Die Beklagte trägt die Kosten des Beschwerdeverfahrens.
Der Wert des Streitgegenstandes wird für das Beschwerdeverfahren auf 400 EUR festgesetzt.
Gründe
1. Die Beschwerde bleibt ohne Erfolg.
Nach § 132 Abs. 2 VwGO kann die Revision nur zugelassen werden, wenn die Rechtssache grundsätzliche Bedeutung hat oder die Berufungsentscheidung von einer Entscheidung des Bundesverwaltungsgerichts, des Gemeinsamen Senats der obersten Gerichtshöfe des Bundes oder des Bundesverfassungsgerichts abweicht und auf dieser Abweichung beruht oder ein Verfahrensmangel geltend gemacht wird und vorliegt, auf dem die Berufungsentscheidung beruhen kann.
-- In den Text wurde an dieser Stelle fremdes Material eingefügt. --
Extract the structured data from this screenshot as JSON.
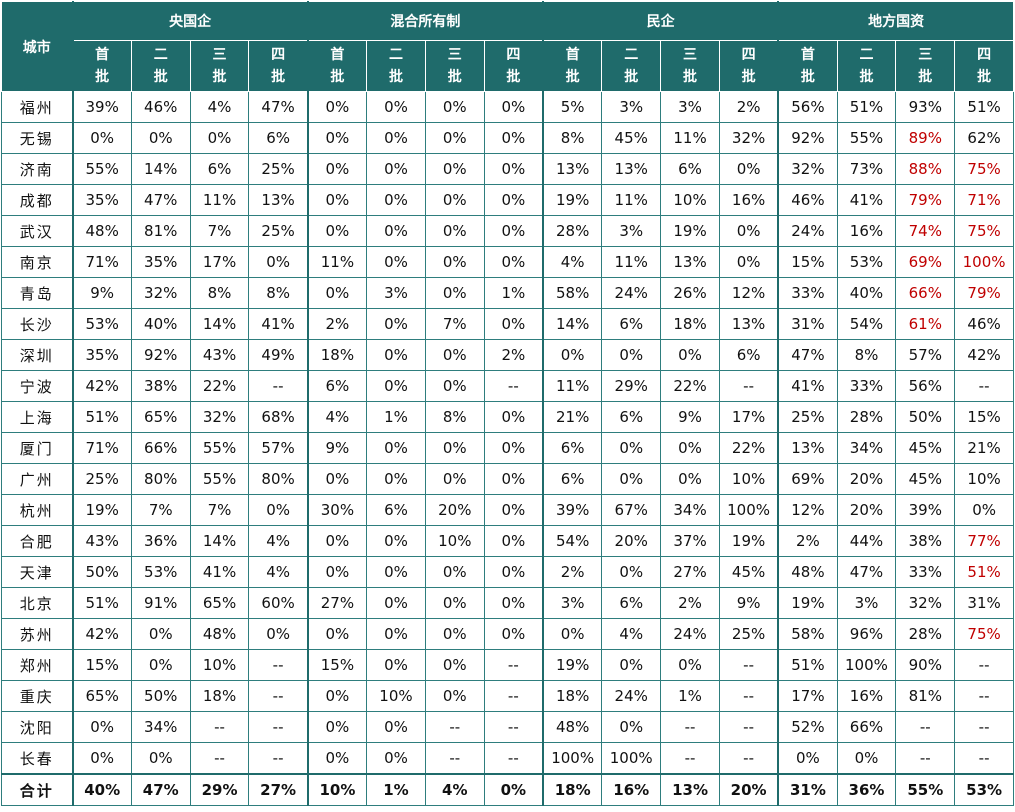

Wird wie hier die Nichtzulassung der Revision mit der Beschwerde angefochten, muss in der Beschwerdebegründung die grundsätzliche Bedeutung dargelegt oder die Entscheidung, von der die Berufungsentscheidung abweicht, oder der Verfahrensmangel bezeichnet werden (§ 133 Abs. 3 Satz 3 VwGO). Die Prüfung des beschließenden Senats ist demgemäß auf fristgerecht geltend gemachte Beschwerdegründe im Sinne des § 132 Abs. 2 VwGO beschränkt.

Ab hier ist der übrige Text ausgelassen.